Style - Use clear subheadings, bullets, and brief comments so your client (Guardian Health) can follow along. - Only include plots/tables that help tell a clear story. You can always refer clients back to your log files.
You don’t need to include everything — focus on what’s useful and interesting.
:::
Top write-ups will:
Clearly explain QC and EDA steps taken
Include relevant summaries or visualizations
Note any data issues or surprises
Use neat, well-organized code
Reflect on what this means for the analysis and the client
Here’s how I am grading this section. Importantly, I am grading based on content, not on grammar/English skills.
rubric <- readxl::read_excel("Table_ProjectRubric.xlsx")
knitr::kable(rubric) %>%
kable_classic_2() %>%
kable_styling(bootstrap_options = c("striped", "hover", "responsive"))
If you want to compete.. here is the best R2, RMSE that I found a single predictor so far.
In your main report, create a clearly labeled section called “Simple Linear Regression” or “SLR Models”. Underneath, copy over your neat code and write-up for the two models. Just like before, keep things tidy and only include plots and outputs that help tell your story.
Optional, try playing with code chunk options to show/hide code.
For each model, write clearly and professionally so someone at Guardian Health could understand your choices and results.
A brief causal explanation (why the predictor might affect total annual expenses)
The regression equation, written out using variable names your client will recognize, making it clear if this is the sample regression or population regression line - and which variant of the response variable you chose.

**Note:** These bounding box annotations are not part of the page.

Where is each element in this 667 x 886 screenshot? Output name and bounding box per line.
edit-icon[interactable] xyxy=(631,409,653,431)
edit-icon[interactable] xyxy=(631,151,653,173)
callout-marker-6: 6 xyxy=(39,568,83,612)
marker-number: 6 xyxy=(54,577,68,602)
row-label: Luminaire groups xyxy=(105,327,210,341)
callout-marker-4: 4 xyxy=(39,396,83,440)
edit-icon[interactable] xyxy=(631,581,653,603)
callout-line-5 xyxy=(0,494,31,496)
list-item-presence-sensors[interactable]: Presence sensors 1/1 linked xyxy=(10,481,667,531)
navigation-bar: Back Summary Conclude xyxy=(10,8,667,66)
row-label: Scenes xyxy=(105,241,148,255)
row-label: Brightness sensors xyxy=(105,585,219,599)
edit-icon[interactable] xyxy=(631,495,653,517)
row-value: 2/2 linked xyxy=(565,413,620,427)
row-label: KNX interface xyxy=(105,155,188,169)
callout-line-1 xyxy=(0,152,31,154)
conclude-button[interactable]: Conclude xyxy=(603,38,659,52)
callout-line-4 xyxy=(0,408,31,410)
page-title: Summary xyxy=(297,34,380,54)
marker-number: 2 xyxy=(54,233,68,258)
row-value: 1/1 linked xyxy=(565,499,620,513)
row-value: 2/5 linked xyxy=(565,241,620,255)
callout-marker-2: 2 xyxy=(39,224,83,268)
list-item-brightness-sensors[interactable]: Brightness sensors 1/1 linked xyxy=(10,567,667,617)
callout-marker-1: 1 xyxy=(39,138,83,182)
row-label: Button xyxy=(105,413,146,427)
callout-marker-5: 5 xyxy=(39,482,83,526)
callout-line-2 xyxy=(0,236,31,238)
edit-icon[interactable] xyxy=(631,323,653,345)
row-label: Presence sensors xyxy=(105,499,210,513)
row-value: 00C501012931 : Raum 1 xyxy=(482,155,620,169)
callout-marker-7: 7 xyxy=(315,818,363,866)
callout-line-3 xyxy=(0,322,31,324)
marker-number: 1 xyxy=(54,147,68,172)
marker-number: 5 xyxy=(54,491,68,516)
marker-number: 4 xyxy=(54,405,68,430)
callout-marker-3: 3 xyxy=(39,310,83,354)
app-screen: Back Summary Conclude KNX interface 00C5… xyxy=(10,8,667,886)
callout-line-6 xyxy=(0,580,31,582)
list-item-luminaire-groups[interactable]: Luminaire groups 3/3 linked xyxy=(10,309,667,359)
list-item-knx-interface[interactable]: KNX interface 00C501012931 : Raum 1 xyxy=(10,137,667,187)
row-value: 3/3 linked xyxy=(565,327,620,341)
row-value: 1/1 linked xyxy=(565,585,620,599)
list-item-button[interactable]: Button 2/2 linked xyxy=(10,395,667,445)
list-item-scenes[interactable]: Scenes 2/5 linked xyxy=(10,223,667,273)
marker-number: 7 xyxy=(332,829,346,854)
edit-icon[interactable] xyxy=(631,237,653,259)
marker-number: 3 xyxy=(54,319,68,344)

Real-life meaning of the slope and intercept
Effect size (the real life impact of the slope, see Lab 3) vs and statistical significance of the slope (e.g. confidence intervals/T-tests),
A check of model assumptions (LINE) and whether they hold alongside any strategies if they don’t.
A prediction (with confidence interval) for a specific example (e.g. a 40-year-old)
Finally, write a short summary/conclusion in your main report.
If you could choose several predictors, state what you would choose and why
You don’t need to answer these for an A, but you do for a top 100% score
Its often said that BMI (body mass index) will impact how healthy someone is. Do you see evidence to support this on total healthcare costs?
Does mental health or physical health have more of an impact on total healthcare costs?
What do you think the influence of COVID is on these results and Guardian health’s ambitions?